C3 builds predictive analytics systems that help customers with maintenance and repair work, fraud detection, money laundering prevention and other services.

Its customers include Royal Dutch Shell, the US Air Force, the US Department of Defence and 3M, with its board members including former US secretary of state Condoleeza Rice and Apple general counsel Bruce Sewell.

In October C3 formed a partnership with Microsoft and Adobe to develop a new customer relationship management (CRM) software platform to compete with Salesforce.com.

Siebel was recruited to Oracle in 1983 before founding enterprise CRM company Siebel Systems in 1993.

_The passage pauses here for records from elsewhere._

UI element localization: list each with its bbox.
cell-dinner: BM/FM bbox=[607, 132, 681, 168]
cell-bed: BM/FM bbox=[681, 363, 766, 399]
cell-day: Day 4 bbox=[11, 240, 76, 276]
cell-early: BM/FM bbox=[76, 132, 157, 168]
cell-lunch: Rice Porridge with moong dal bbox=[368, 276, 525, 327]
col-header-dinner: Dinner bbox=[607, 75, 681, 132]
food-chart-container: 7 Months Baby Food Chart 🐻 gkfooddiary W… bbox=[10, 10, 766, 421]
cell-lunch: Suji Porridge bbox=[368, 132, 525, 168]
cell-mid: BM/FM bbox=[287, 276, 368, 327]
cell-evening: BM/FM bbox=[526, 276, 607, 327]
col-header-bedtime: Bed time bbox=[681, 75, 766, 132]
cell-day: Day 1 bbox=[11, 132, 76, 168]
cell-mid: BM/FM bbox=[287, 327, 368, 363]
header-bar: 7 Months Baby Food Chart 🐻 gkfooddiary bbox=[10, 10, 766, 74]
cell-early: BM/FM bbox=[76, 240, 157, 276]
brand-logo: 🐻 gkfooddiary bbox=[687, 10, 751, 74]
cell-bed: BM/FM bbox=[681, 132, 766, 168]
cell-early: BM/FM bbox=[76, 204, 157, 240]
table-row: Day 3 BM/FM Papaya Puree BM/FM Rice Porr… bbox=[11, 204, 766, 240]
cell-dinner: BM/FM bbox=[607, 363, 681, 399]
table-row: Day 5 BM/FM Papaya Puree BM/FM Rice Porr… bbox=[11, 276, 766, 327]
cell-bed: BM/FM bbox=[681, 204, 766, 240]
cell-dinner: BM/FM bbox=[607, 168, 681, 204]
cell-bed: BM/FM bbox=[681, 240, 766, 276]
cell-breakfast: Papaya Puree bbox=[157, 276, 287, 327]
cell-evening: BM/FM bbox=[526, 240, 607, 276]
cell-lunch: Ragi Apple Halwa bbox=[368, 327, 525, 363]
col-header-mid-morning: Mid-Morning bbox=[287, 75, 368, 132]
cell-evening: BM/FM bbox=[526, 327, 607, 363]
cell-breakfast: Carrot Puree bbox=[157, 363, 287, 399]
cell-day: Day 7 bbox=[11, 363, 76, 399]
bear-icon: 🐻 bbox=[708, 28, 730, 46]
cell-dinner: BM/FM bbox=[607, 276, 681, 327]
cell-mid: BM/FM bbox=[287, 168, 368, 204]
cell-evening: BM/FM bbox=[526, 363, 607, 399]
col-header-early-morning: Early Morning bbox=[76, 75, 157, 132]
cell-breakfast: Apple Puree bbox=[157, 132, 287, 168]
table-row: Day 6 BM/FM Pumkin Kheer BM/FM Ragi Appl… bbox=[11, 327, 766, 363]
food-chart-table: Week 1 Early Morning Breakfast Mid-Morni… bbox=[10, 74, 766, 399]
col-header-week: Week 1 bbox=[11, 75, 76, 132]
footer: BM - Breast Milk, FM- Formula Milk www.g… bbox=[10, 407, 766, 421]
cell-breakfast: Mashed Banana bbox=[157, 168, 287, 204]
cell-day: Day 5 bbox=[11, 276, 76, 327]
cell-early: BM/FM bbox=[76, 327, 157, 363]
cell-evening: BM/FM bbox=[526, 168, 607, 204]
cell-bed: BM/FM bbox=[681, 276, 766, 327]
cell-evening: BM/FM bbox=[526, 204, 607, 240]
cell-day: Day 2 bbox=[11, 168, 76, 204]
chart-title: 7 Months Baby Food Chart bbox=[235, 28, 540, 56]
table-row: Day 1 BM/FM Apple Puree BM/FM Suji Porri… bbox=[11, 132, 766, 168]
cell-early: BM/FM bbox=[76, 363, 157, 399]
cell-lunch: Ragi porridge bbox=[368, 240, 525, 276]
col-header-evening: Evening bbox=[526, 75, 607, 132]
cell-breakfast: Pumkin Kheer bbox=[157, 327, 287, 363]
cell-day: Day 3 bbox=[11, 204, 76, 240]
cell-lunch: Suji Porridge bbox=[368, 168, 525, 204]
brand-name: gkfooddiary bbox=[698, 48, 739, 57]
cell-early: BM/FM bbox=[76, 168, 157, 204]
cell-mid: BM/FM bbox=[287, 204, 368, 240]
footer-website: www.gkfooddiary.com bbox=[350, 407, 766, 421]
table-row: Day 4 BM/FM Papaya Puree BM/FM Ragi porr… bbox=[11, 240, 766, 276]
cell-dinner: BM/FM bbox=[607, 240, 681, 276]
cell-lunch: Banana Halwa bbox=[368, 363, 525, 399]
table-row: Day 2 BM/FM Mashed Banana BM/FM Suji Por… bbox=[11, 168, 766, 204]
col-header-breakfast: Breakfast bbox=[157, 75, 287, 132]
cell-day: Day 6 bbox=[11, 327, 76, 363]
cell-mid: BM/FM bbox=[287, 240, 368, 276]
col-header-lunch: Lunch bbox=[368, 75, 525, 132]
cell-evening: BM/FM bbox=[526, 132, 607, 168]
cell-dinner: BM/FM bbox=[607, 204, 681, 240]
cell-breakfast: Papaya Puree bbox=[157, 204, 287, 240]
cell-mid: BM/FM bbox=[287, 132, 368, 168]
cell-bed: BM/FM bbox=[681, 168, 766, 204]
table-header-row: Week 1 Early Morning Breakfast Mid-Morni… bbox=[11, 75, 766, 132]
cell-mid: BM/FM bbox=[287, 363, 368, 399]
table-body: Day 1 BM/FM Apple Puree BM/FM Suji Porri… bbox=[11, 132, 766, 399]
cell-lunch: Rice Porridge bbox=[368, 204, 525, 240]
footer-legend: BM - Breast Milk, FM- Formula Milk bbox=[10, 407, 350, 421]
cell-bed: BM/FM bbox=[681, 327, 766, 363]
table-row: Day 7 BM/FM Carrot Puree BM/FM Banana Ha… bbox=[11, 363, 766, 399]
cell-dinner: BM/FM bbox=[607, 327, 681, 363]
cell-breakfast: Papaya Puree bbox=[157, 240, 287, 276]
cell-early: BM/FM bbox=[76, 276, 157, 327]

Oracle bought Siebel Systems in 2006, after which Siebel founded C3.

Enterprise AI

“Our singular focus is to leverage our technology leadership, first-mover advantage and management leadership to establish and maintain a global leadership position in Enterprise AI,” Siebel said in a statement.

“Should we succeed at that objective, we will have built C3.ai into one of the world’s great software companies.”

The company claims to be carrying out 1.1 billion predictions per day for its clients.

Siebel and private equity firm TPG are C3’s biggest owners, according to its prospectus.

The company reported a net loss of $69m for the year ended 30 April, compared to $33m the previous year, with revenue rising about 71 percent over the same period.

Morgan Stanley, JPMorgan Chase & Co. and Bank of America are leading the offering.  C3 is planning to list under the symbol AI.